On Wednesday, a bi-partisan initiative by US congressmen circulated a letter calling on their peers to urge President Barack Obama to commute Pollard’s life sentence to time served.
“Mr. Pollard has now served 25 years in prison, many of which in solitary confinement, for his actions,” says the letter circulated by Reps. Chris Smith (R-NJ) and Eliot Engel (D-NY). “There is no doubt that he paid a heavy price and, from the standpoint of either punishment or deterrence, we believe he has been imprisoned long enough.”
The letter has so far garnered 40 signatories, mostly from Democrats, but with an increasing number of Republicans.

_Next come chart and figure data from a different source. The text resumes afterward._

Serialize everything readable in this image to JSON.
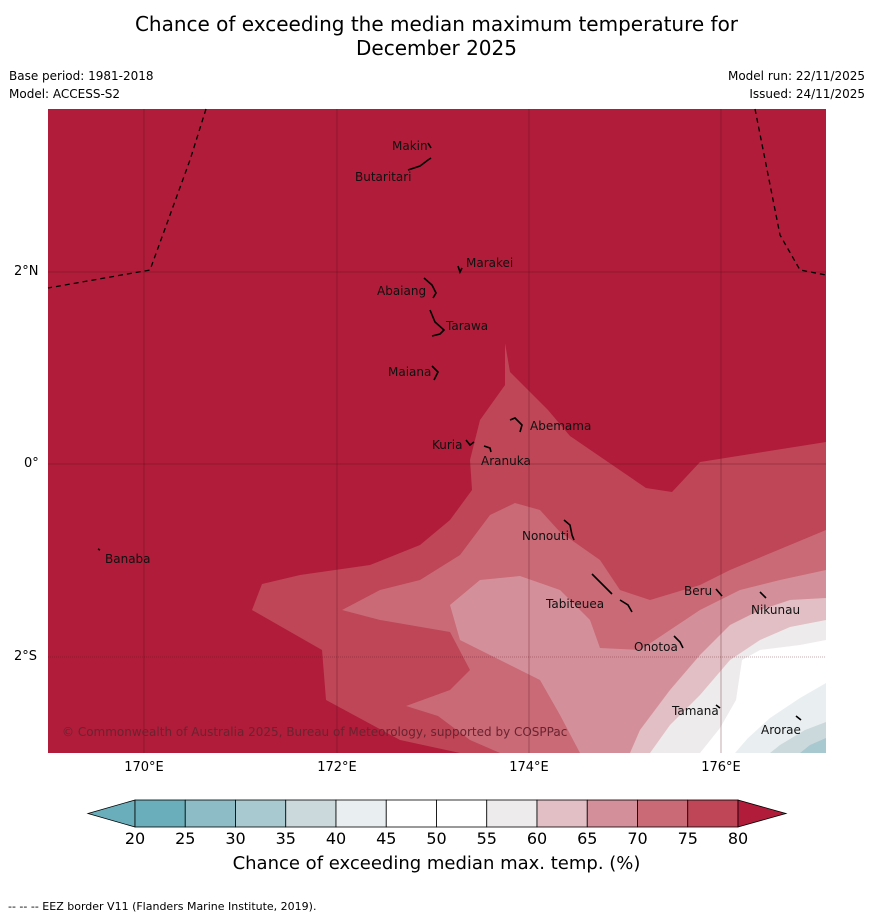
{
  "title_line1": "Chance of exceeding the median maximum temperature for",
  "title_line2": "December 2025",
  "base_period": "Base period: 1981-2018",
  "model": "Model: ACCESS-S2",
  "model_run": "Model run: 22/11/2025",
  "issued": "Issued: 24/11/2025",
  "lat_labels": [
    "2°N",
    "0°",
    "2°S"
  ],
  "lon_labels": [
    "170°E",
    "172°E",
    "174°E",
    "176°E"
  ],
  "islands": [
    "Makin",
    "Butaritari",
    "Marakei",
    "Abaiang",
    "Tarawa",
    "Maiana",
    "Abemama",
    "Kuria",
    "Aranuka",
    "Nonouti",
    "Banaba",
    "Tabiteuea",
    "Beru",
    "Nikunau",
    "Onotoa",
    "Tamana",
    "Arorae"
  ],
  "copyright": "© Commonwealth of Australia 2025, Bureau of Meteorology, supported by COSPPac",
  "colorbar": {
    "ticks": [
      "20",
      "25",
      "30",
      "35",
      "40",
      "45",
      "50",
      "55",
      "60",
      "65",
      "70",
      "75",
      "80"
    ],
    "colors": [
      "#6aaebb",
      "#8dbcc6",
      "#a8c9cf",
      "#cbd9dd",
      "#e9eff1",
      "#ffffff",
      "#ffffff",
      "#eeebec",
      "#e2bfc4",
      "#d4909a",
      "#c96a76",
      "#be4656",
      "#b01c39"
    ],
    "title": "Chance of exceeding median max. temp. (%)"
  },
  "footnote": "--  --  -- EEZ border V11 (Flanders Marine Institute, 2019)."
}
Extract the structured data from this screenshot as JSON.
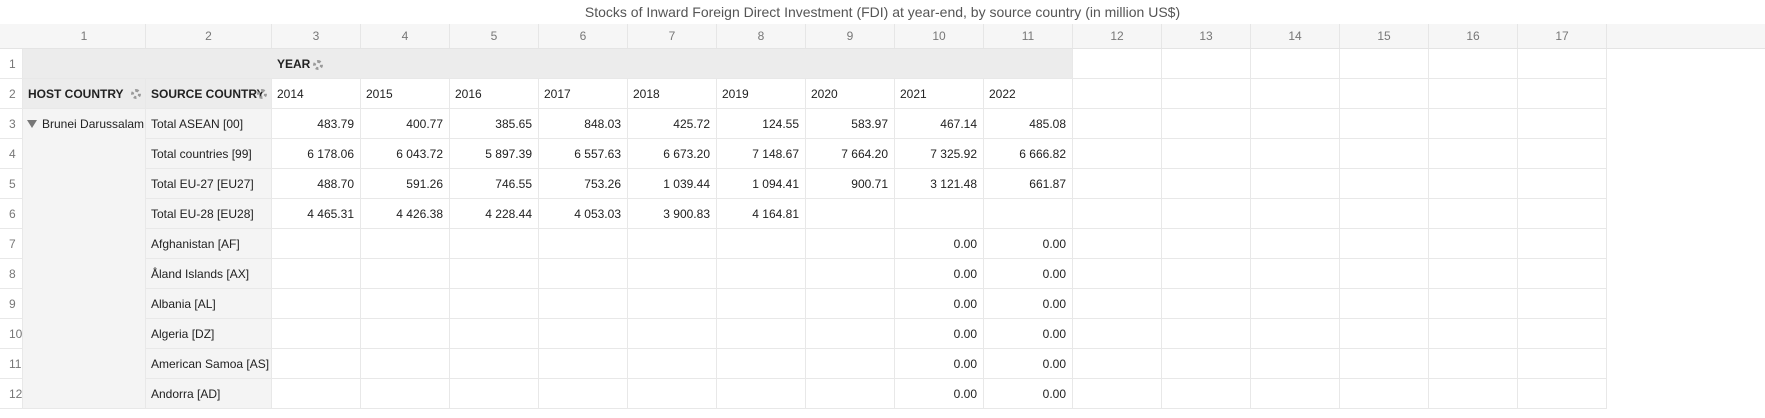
{
  "title": "Stocks of Inward Foreign Direct Investment (FDI) at year-end, by source country (in million US$)",
  "column_numbers": [
    "1",
    "2",
    "3",
    "4",
    "5",
    "6",
    "7",
    "8",
    "9",
    "10",
    "11",
    "12",
    "13",
    "14",
    "15",
    "16",
    "17"
  ],
  "row_numbers": [
    "1",
    "2",
    "3",
    "4",
    "5",
    "6",
    "7",
    "8",
    "9",
    "10",
    "11",
    "12"
  ],
  "pivot": {
    "year_header": "YEAR",
    "host_country_header": "HOST COUNTRY",
    "source_country_header": "SOURCE COUNTRY",
    "host_country": "Brunei Darussalam",
    "years": [
      "2014",
      "2015",
      "2016",
      "2017",
      "2018",
      "2019",
      "2020",
      "2021",
      "2022"
    ],
    "rows": [
      {
        "source": "Total ASEAN [00]",
        "values": [
          "483.79",
          "400.77",
          "385.65",
          "848.03",
          "425.72",
          "124.55",
          "583.97",
          "467.14",
          "485.08"
        ]
      },
      {
        "source": "Total countries [99]",
        "values": [
          "6 178.06",
          "6 043.72",
          "5 897.39",
          "6 557.63",
          "6 673.20",
          "7 148.67",
          "7 664.20",
          "7 325.92",
          "6 666.82"
        ]
      },
      {
        "source": "Total EU-27 [EU27]",
        "values": [
          "488.70",
          "591.26",
          "746.55",
          "753.26",
          "1 039.44",
          "1 094.41",
          "900.71",
          "3 121.48",
          "661.87"
        ]
      },
      {
        "source": "Total EU-28 [EU28]",
        "values": [
          "4 465.31",
          "4 426.38",
          "4 228.44",
          "4 053.03",
          "3 900.83",
          "4 164.81",
          "",
          "",
          ""
        ]
      },
      {
        "source": "Afghanistan [AF]",
        "values": [
          "",
          "",
          "",
          "",
          "",
          "",
          "",
          "0.00",
          "0.00"
        ]
      },
      {
        "source": "Åland Islands [AX]",
        "values": [
          "",
          "",
          "",
          "",
          "",
          "",
          "",
          "0.00",
          "0.00"
        ]
      },
      {
        "source": "Albania [AL]",
        "values": [
          "",
          "",
          "",
          "",
          "",
          "",
          "",
          "0.00",
          "0.00"
        ]
      },
      {
        "source": "Algeria [DZ]",
        "values": [
          "",
          "",
          "",
          "",
          "",
          "",
          "",
          "0.00",
          "0.00"
        ]
      },
      {
        "source": "American Samoa [AS]",
        "values": [
          "",
          "",
          "",
          "",
          "",
          "",
          "",
          "0.00",
          "0.00"
        ]
      },
      {
        "source": "Andorra [AD]",
        "values": [
          "",
          "",
          "",
          "",
          "",
          "",
          "",
          "0.00",
          "0.00"
        ]
      }
    ]
  },
  "icons": {
    "settings": "gear-icon",
    "expand": "triangle-down-icon"
  }
}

Pollard’s wife Esther recently asked Obama to grant clemency for her husband, since US presidents often grant clemency requests from Thanksgiving through the winter holidays. Former American officials, including former secretary of state Henry Kissinger and former assistant defense secretary Lawrence Korb, have also called for Pollard to be granted clemency.
In July, however, US Secretary of State Hillary Clinton said she expects Pollard to serve out his life sentence.
Pollard has been dealt with very cruelly  over the years by both the Administration and the prisons system which has kept him for at least 7 years in solitary confinement – this for a man who never physically harmed anyone.
With these startling new revelations from the CIA – despite their avoidance tactics – it is high time that Jonathan Pollard was released forthwith from his extreme, cruel and unusual punishment, and brought home to Israel.